Council to unveil radical vision for College Green in Dublin

Buses and cars may be banned altogether and a large piazza created

A CGI issued in 2015 of what College Green in Dublin could look like with Luas Cross City in place. Dublin City Council, however, is due to unveil an even more radical vision for College Green in the coming days

A CGI issued in 2015 of what College Green in Dublin could look like with Luas Cross City in place. Dublin City Council, however, is due to unveil an even more radical vision for College Green in the coming days

 

There is speculation that planners and designers at Dublin City Council are about to propose an even more radical vision for College Green than that unveiled late last year.

This new plan for College Green is due to be shown to councillors within the next two weeks and should cause fresh controversy among various stakeholders, most probably private car-park owners, retail interests and public transport bodies.

However, the council is likely to argue that its vision for College Green is about returning a major public space of standout architectural significance back to its rightful, and historic, place as the city’s showpiece. For too long, the council could contend, College Green has been a place to transit through rather than linger in, and this has been to its detriment.

Plans for the redesign of College Green, including a ban on private cars and a new piazza in front of the Bank of Ireland, are being mooted primarily to accommodate the Luas Cross City line.

This €368 million project, which will run as a double line in front of Trinity College before splitting at Westmoreland Street, is expected to be in service by the end of 2017.

“Luas Cross City is on time and on budget,” says Gráinne Mackin, communications director for the project.

Banning buses through College Green could clear the way for the council to create a major piazza in front of the Bank of Ireland which would extend to the opposite side of the street and around into Foster Place, one of the city’s most underappreciated corners currently dominated by mature broadleaf trees. As a result, College Green would be closed to through traffic.

But this could cut-off vehicle access to the small car-parking area under the central portico of the Bank of Ireland branch. “The provision of vehicular access to the piazza at the front of our College Green buildings is an important part of the bank’s business operations at College Green,” said a spokesman for the bank.

Bank of Ireland has also just spent eight months cleaning the facade of its College Green branch and is planning to refurbish its main banking hall and other primary spaces as part of works to create a €10 million cultural centre in the complex which will open in 2017 with a Seamus Heaney exhibition. In addition, the bank has obtained planning permission to re-instate the surface of its front piazza and upgrade disabled access to the branch.

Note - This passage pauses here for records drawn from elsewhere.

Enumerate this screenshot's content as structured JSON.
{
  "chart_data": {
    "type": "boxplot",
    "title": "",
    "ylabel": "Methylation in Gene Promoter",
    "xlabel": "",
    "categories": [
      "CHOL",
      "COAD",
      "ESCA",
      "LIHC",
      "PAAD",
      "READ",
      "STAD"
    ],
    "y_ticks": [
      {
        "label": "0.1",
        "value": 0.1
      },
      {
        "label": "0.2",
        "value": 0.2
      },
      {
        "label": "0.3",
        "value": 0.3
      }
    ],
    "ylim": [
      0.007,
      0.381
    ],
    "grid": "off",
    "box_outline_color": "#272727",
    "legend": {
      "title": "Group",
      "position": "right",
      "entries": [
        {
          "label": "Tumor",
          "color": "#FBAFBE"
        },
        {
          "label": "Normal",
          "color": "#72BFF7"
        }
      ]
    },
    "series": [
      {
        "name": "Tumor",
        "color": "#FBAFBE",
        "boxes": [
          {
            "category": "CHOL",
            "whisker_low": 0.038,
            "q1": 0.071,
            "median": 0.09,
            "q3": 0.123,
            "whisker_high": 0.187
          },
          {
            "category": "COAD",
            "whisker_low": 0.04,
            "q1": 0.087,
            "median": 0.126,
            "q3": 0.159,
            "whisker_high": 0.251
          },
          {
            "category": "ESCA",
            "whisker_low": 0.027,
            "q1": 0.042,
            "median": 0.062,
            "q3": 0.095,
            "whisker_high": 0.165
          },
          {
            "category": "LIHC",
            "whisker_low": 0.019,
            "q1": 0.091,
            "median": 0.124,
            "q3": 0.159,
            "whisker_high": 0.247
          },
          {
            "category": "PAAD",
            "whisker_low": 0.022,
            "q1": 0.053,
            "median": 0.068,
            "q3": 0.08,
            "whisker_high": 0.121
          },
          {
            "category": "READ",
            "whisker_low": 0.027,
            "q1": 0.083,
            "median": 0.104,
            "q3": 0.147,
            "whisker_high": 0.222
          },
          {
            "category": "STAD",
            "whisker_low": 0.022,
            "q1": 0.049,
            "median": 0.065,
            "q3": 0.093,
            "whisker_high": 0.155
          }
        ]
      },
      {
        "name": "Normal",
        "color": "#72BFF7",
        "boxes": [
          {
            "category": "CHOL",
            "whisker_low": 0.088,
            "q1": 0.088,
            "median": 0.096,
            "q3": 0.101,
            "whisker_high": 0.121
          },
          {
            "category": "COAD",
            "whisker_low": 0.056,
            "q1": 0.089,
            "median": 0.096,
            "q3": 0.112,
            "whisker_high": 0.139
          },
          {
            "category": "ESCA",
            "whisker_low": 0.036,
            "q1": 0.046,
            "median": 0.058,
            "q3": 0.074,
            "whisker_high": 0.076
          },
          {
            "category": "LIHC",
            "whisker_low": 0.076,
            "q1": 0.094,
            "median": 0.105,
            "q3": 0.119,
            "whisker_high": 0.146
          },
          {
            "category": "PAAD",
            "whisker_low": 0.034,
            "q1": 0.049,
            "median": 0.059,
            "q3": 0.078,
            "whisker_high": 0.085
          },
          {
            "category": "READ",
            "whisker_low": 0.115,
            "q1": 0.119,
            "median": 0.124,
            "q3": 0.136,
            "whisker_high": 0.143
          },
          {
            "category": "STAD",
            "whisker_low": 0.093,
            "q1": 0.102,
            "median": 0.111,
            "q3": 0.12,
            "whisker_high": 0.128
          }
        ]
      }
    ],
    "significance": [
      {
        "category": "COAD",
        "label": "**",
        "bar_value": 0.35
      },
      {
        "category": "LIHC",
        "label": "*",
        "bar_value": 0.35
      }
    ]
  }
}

Luas Cross City will also run as a twin line around the Dawson/Nassau Street corner, and this could have major implications for bus routes which currently use these streets. Turning right or left for buses at this busy corner may be impossible once Luas is in place.

It’s reasonable to assume that the authorities have known for some time how much road space Luas Cross City would take up at key city centre intersections.

This has led to suggestions that the council has been engaged in a long softening up process of the various stakeholders’ concerned before finally unveiling its real plans. For College Green, that moment might be at hand.